本書は改訂にあたり、高橋師が「簡単な解説を新たに付した」旨を述べてはいるが、氏の文法解説が比較的淡白で簡略なため一読して難しい。一度は詳しく古典文法の学習をやって、「しかし文法を学んではみたけれど実際の古文読解にて文法知識を活用・駆使できない」や「教えられた文法事項がバラバラで自分の中で有機的に上手くまとめられない」の悩みを持つ、すでに古典文法を一度は学んでいる人向けのいわゆる「二周目の参考書」といった感じはする。本書の後半で格助詞「の」の用法解説にて、三浦つとむが「日本語はどういう言語か」(1956年)で昔よくやっていた時枝誠記の時枝文法での「風呂敷型統一形式」をいきなり載せて、例の風呂敷展開図にて高橋師は説明している。しかし、時枝文法の風呂敷図式における客体的表現と主体的表現の区分を土台とする展開図式の読み方の詳しい解説はなく、時枝文法など、おそらくはまだ知らないであろう10代の大学受験生が果たして初見でこの参考書を独学で使いこなせるかの疑問は正直、残る。

しかしながら、そういった細かな難点はありつつも高橋正治「古文読解教則本」は、全体によく考えられ執筆された古文の大学受験参考書の名著であり、何より「教則本」の内容配列のアイディアが古典文法教授の他著よりも断然に優れている。

加えて「まえがき」にて、高橋師が自身の大学受験の往時を振り返り、恩師の古文の受験指導に対する恩義に謝する回顧の文章がこれまた良いのだ。学問の世界では師匠に対する弟子筋からの師の学恩に謝する回顧文や追悼文は日々よく書かれ頻繁に目にするが、弟子・高橋正治による恩師・山岸徳平へ向けての回顧文は数あるそれら類型の文章群の中でも相当に上手い。師への感謝の気持ちの細やかさが読み手の心に重く伝わる、かなりの名文だ。

「旧制高校のことであったので、将来のことをゆっくり考えながら三年間を過ごし、三年の十二月に古典の専攻を決定した。
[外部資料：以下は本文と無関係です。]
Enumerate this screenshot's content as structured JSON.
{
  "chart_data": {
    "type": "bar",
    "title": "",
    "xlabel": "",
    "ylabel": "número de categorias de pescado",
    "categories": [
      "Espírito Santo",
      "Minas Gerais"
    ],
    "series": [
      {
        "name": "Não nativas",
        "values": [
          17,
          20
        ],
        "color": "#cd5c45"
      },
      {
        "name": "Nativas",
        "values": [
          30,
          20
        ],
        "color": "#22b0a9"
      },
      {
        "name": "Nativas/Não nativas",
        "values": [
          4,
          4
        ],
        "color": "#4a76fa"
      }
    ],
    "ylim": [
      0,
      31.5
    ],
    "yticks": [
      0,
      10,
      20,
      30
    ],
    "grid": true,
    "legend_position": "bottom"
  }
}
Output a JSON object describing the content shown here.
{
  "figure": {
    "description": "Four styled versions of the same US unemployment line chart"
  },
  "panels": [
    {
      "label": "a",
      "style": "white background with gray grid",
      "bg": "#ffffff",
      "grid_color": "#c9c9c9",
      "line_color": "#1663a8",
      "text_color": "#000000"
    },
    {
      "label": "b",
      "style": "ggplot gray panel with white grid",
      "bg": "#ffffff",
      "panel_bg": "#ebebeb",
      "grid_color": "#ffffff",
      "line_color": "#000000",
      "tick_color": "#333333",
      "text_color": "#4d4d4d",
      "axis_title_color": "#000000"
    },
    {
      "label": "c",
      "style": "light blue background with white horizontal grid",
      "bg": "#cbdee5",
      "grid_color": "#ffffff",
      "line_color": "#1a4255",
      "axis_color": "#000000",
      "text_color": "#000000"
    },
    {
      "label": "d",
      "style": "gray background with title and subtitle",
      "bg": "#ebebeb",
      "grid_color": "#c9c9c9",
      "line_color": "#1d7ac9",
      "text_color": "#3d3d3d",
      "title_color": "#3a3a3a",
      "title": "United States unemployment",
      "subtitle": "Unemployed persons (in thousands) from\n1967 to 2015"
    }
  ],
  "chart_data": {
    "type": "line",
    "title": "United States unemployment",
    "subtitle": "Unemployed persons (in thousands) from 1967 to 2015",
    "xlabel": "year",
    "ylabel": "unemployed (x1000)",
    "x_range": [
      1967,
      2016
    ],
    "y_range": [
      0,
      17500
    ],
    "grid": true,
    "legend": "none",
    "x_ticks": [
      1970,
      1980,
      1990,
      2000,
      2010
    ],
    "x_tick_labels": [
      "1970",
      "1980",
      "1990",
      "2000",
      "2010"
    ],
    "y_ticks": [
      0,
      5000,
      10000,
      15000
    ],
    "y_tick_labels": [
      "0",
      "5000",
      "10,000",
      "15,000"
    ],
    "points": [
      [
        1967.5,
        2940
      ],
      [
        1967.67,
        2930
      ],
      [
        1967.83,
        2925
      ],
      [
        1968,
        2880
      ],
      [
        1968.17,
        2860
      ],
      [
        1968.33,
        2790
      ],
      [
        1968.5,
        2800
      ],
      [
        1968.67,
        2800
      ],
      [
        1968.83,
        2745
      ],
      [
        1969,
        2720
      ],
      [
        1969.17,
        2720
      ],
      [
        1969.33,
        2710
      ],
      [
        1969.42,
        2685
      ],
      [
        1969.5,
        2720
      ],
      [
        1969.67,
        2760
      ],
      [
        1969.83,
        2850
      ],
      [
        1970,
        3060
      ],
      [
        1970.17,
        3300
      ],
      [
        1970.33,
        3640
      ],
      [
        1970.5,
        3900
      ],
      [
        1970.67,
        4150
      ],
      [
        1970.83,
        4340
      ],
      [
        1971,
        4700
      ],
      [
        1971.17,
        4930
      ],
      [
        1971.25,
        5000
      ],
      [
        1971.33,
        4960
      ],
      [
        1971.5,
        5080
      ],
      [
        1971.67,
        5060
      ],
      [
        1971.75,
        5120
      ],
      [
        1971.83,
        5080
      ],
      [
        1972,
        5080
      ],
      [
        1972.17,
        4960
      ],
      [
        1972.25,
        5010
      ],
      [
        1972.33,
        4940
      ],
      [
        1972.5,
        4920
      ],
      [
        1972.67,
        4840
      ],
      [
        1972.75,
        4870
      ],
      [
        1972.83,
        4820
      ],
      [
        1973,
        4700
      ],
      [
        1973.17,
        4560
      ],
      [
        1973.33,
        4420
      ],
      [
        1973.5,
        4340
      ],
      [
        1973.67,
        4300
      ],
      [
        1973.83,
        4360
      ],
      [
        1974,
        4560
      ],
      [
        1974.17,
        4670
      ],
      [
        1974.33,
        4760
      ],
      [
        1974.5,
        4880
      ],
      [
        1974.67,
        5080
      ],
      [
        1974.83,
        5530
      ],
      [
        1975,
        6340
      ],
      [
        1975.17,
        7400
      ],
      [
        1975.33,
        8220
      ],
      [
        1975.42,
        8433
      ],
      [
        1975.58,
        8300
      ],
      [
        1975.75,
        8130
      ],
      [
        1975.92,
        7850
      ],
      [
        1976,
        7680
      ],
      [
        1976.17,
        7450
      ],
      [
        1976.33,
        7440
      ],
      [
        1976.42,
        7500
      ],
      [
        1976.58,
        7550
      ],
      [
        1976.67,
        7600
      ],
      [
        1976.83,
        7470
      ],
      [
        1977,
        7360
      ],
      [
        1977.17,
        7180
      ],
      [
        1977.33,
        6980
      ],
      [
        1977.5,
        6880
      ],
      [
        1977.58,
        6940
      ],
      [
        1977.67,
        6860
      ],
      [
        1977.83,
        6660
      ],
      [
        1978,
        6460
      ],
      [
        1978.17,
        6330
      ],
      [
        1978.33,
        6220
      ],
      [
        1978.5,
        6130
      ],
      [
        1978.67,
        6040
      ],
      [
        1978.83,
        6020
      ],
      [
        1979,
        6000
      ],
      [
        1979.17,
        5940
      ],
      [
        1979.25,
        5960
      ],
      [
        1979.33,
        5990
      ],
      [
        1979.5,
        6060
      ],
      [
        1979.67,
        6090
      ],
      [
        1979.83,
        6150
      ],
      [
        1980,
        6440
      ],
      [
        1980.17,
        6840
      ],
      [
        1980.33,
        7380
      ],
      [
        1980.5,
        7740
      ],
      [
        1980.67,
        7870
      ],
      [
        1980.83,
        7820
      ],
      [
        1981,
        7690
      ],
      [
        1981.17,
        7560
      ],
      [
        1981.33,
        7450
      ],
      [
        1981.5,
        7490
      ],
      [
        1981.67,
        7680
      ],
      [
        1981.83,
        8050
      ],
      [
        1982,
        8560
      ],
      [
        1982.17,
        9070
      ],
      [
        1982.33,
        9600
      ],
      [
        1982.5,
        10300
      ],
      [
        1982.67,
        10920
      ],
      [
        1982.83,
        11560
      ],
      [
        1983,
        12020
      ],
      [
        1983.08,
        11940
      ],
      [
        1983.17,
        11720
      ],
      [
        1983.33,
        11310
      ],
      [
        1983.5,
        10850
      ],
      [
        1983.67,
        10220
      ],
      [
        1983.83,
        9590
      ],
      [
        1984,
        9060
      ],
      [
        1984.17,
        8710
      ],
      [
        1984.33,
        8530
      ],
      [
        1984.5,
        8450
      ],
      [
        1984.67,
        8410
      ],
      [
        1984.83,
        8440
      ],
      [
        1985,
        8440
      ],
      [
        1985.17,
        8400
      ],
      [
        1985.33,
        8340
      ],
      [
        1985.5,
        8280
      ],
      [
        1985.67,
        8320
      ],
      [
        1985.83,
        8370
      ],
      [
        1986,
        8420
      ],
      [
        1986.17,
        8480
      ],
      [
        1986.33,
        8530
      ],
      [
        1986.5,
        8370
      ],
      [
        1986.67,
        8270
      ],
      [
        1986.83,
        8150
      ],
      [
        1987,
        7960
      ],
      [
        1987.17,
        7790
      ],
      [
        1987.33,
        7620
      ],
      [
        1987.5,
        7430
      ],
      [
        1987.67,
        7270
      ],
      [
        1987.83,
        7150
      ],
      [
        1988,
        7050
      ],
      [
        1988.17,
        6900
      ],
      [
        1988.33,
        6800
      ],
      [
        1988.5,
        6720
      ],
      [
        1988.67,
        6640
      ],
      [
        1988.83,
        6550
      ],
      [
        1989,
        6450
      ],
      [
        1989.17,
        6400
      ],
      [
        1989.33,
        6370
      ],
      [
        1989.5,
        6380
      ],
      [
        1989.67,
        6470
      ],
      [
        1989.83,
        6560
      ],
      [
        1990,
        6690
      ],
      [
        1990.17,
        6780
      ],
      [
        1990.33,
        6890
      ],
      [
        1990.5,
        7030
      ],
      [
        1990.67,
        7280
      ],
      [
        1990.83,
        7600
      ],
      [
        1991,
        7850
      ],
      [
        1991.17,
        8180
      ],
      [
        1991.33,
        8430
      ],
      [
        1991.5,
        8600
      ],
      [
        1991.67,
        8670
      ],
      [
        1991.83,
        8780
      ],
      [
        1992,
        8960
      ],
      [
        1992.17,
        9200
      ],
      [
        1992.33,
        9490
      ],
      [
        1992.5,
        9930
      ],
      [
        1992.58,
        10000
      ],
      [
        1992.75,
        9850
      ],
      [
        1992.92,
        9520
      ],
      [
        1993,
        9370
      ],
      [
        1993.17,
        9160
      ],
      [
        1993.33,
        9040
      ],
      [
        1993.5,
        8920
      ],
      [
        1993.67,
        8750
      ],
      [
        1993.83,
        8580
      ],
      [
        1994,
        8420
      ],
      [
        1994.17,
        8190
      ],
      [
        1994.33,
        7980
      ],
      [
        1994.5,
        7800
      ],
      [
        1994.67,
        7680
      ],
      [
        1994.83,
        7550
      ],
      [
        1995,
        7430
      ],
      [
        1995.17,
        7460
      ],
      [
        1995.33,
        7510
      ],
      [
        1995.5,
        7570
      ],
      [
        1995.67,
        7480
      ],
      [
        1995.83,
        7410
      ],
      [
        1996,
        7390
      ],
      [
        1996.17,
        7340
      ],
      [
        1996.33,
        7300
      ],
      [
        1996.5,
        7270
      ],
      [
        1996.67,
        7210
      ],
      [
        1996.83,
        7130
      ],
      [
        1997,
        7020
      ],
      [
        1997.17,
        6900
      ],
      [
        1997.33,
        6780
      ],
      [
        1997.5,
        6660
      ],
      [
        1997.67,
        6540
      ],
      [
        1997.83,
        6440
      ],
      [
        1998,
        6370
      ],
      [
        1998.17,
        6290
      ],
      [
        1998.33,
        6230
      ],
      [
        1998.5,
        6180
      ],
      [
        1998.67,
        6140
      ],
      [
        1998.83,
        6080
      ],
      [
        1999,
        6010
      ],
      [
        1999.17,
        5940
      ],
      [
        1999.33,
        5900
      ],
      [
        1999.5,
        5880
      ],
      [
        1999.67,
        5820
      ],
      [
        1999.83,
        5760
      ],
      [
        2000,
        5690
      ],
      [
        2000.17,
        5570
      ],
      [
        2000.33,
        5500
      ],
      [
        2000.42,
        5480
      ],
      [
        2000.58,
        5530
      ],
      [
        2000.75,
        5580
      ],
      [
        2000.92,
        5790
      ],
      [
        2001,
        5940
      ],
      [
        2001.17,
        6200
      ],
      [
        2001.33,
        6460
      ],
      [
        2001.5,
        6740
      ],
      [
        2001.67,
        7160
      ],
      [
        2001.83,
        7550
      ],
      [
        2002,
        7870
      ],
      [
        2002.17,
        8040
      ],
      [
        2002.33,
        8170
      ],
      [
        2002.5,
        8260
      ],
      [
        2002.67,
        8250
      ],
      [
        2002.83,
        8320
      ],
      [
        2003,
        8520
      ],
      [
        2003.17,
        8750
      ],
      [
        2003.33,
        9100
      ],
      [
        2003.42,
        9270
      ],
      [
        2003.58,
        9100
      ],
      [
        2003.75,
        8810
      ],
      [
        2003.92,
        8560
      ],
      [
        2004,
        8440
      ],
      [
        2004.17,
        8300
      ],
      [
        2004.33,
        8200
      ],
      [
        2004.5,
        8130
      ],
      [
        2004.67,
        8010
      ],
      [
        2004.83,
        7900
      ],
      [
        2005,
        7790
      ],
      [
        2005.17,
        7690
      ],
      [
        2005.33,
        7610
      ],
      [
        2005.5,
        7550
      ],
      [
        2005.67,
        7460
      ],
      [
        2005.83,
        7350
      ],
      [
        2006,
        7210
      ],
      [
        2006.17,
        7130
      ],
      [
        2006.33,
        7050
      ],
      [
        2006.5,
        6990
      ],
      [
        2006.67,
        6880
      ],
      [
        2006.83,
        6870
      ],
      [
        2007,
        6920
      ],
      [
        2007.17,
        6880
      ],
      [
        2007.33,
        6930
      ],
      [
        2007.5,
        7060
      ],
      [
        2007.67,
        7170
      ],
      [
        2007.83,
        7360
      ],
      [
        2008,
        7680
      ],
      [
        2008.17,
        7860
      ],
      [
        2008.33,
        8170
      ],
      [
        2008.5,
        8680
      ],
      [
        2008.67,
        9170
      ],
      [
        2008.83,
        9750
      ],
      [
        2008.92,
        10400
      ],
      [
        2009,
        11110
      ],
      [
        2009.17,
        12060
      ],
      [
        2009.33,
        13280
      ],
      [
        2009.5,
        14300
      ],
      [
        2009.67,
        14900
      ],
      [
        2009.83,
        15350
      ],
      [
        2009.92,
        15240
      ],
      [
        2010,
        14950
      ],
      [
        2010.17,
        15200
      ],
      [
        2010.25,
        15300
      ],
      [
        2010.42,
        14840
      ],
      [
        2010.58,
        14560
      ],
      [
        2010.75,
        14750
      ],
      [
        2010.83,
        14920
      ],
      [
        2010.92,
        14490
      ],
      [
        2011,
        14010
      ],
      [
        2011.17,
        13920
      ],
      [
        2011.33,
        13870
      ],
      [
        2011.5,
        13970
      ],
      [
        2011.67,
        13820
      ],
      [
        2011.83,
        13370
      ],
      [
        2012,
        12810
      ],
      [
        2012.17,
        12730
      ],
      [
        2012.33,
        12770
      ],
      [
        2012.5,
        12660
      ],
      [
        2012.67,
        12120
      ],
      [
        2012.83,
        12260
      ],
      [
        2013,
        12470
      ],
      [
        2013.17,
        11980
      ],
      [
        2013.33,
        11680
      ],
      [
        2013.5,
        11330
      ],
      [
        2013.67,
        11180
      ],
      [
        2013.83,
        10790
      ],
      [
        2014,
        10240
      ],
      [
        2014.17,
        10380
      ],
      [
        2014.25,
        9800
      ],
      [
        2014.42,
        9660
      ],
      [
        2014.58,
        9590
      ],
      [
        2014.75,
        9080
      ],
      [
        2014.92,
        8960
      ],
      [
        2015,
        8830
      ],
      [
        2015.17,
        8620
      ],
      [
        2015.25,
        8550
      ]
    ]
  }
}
古典読解に関してはそれまほど熱心ではなかったので、ことばの見分けがつく程度であった。それから二か月間が受験勉強である。当時は初心者のためのよい学習書はなかった。そのときの東京教育大学(現筑波大学)の国文科主任教授であった山岸徳平先生が徒然草・大鏡・枕草子の添削をしてくださることになった。ただでさえ専門の研究がお忙しい先生であるのに、東大の国文科を受けるという話題になったとき、では正当に勉強できるように見てあげようと言われたのである。人に及ぼすことの好きな先生の愛情と活力は今の私の心のともし火でもある。…問わず語りになんでも説明してくださる先生のことばを忠実に実践し、読めない状態から読める状態までを短い時間で経験し、実感として初心者の方法を意識化したのであった」

「人に及ぼすことの好きな先生の愛情と活力は今の私の心のともし火でもある」。簡潔で的確な心のこもった名文を昔の人は、さりげなくサラリと書く。